If you’re on my FB, you might have seem a quick post on Sunday about my ancient telescope which I got out of storage to take a look at Mars, seeing as it’s the closest it will be for a while. Spoiler: it looks just about the same, a medium-size orange/red dot. Jupiter was a lot more interesting with the four moons I could see all in a perfect row. (I found out why they form in planes like that. It’s not gravity or just things knocking about. It’s the planet’s magnetic field that corrals the dust and chunks into a flat disk. Same thing for solar systems and galaxies. So how cool is that?)
This thing is heavy. The tracking motor doesn’t work, and I have to keep adjusting it as the earth spins and everything moves out of the field in a matter of seconds. The mirrors are dusty, and one is damaged. I only have one lens. And yet, it has stuck with me for over thirty-five years and four major across-state-line moves, wrapped in cellophane to keep it all together.

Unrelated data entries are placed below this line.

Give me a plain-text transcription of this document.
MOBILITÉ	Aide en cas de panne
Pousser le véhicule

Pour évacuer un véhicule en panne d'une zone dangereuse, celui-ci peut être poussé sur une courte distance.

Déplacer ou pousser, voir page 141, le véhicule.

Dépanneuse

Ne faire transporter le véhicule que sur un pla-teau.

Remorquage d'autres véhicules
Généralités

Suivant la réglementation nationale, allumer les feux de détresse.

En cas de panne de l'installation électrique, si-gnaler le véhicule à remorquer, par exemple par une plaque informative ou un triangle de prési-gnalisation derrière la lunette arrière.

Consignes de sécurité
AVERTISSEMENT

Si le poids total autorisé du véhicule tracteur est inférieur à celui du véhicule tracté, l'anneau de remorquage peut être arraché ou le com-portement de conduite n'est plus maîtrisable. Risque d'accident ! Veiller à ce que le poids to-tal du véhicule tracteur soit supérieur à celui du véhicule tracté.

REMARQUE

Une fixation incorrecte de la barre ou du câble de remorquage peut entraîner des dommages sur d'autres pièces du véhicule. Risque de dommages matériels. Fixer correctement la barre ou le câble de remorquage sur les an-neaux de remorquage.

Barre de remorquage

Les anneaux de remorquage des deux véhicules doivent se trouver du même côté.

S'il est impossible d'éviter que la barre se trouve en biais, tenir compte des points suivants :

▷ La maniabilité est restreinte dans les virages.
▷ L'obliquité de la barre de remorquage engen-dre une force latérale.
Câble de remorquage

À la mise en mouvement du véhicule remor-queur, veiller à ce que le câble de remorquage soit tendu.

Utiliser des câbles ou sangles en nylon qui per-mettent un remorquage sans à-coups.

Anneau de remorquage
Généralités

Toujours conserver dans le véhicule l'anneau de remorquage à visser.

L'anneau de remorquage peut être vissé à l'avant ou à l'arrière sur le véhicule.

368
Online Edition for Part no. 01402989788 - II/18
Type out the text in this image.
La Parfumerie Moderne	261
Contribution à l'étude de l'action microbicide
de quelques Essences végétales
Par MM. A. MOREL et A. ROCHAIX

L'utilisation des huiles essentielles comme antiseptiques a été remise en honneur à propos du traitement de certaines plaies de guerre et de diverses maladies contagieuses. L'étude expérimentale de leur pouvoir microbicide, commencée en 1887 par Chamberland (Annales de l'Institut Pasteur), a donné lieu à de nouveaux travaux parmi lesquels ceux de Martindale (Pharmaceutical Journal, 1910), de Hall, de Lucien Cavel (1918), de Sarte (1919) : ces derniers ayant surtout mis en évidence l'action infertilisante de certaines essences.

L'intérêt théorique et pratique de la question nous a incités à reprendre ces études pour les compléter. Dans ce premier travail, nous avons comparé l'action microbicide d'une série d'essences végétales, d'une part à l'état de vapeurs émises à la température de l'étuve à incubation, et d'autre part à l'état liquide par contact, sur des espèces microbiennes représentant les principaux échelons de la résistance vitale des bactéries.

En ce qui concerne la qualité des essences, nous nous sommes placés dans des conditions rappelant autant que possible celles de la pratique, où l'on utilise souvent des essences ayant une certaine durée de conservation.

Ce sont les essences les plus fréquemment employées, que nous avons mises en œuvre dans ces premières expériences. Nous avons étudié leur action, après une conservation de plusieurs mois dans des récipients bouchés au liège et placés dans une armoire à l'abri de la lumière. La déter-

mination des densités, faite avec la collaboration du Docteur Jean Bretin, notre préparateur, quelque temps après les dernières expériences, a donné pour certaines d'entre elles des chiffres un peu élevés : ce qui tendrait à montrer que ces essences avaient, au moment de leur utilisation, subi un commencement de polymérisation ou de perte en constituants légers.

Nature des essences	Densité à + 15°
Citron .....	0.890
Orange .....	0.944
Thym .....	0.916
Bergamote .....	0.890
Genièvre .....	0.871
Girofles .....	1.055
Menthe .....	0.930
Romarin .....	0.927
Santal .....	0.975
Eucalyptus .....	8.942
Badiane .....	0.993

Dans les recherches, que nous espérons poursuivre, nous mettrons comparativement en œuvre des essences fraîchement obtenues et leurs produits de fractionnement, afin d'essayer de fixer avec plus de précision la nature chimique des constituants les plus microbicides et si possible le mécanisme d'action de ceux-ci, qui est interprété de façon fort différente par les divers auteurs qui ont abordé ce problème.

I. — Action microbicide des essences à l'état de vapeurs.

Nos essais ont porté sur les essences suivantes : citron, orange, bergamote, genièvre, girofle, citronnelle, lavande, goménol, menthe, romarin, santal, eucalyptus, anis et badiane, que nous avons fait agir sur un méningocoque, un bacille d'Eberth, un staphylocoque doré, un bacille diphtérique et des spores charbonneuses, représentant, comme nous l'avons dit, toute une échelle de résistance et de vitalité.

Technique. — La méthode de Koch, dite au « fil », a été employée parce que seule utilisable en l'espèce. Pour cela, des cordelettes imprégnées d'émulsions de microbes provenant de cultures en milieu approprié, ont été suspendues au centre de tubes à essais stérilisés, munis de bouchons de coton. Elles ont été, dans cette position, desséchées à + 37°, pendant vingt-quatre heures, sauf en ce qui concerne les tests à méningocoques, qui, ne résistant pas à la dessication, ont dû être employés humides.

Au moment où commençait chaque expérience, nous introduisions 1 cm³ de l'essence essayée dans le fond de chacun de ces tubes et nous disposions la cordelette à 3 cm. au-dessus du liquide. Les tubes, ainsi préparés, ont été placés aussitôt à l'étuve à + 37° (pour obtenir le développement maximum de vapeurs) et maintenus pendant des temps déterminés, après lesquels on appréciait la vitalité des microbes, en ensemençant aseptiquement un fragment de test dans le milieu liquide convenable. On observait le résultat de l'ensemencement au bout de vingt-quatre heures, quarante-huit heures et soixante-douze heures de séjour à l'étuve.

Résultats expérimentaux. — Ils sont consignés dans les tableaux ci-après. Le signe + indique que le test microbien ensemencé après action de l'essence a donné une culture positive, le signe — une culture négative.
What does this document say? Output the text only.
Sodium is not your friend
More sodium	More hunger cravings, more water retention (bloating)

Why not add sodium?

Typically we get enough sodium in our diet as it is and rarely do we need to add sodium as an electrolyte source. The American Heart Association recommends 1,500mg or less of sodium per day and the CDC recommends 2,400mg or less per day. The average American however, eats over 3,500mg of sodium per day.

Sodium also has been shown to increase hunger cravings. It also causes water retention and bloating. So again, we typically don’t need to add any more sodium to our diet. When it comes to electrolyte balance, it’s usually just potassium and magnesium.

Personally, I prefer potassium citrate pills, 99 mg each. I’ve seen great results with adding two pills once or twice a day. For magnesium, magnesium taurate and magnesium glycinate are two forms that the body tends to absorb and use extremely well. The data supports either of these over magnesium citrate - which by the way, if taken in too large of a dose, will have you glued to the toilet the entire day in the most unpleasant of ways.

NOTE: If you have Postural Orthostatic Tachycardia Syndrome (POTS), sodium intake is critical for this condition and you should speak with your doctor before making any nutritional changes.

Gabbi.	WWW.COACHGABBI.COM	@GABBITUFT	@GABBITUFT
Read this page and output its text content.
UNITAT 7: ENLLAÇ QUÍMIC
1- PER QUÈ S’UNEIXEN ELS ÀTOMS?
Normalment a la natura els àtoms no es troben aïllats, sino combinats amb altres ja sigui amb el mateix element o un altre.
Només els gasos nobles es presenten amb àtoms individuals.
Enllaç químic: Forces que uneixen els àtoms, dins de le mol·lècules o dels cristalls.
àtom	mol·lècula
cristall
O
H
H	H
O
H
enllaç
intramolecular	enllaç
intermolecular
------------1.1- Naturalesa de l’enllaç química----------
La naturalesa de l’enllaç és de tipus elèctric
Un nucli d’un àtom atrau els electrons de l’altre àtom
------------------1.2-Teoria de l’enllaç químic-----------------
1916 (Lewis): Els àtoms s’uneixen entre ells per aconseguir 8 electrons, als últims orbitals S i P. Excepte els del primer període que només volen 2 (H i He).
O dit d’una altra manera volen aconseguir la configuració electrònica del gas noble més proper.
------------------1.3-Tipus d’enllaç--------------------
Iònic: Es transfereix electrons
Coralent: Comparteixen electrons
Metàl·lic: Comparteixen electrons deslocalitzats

I got it from my grandpa when he cleared out his garage one summer. I was 12? Maybe younger. We lived near a lake and the skies were dark, especially in the winter. So on the odd night when I felt my wanderlust the worst and my books could not satisfy, I’d drag that heavy-ass thing down two cement steps and point it at stars. It was taller then me, and awkward. I was usually in my long purple robe and slippers, freezing and blowing steam. I never knew which star would blossom into a planet, too impatient to use the charts more than a rudimentary, “that direction.” I found Jupiter and Saturn that way, and when I see them in the sky even now, I smile, remembering the first time I tightened my focus and they appeared, perfect and sharp against a more perfect black.
Last night, after thirty-plus years, I got my scope out again, ripped off the brittle packing wrap, and put the feet back on. I lugged it out over a step and put it in the drive, pointed it at a bright star to work at getting the spotting scope aligned, and boom, it was Jupiter–four little moons in a beautiful straight line.
And then something really nice happened. I went to move it so Mars would be visible from behind the trees. My arms tucked under the drive in the exact same spot it had thirty years ago. I lifted, already knowing the balance of its weight against me would be perfect as I shuffle-walked to a new spot.
The scraping sound as I set it down was familiar. The feel of the spin as I shifted the barrel was smooth and grinding all at the same time. I had a confident knowledge that the configuration was going to end up where the scope and lens would be at the right height for easy viewing. I bent low to find Mars through the scope, and my left arm curved around the barrel looking for the release toggle without thought. It met my fingers exactly where I knew it would be, and in seconds, I had everything aligned.
I found more than Mars and Jupiter last night. The things that make us up stay with us for far longer than we realize–they are there when we reach for them, meet us like habit and graceful patten, most times to our unawares. I’m not so far from where I was thirty years ago. Gotta bring more of that back into focus. I’m going to need it as things realign.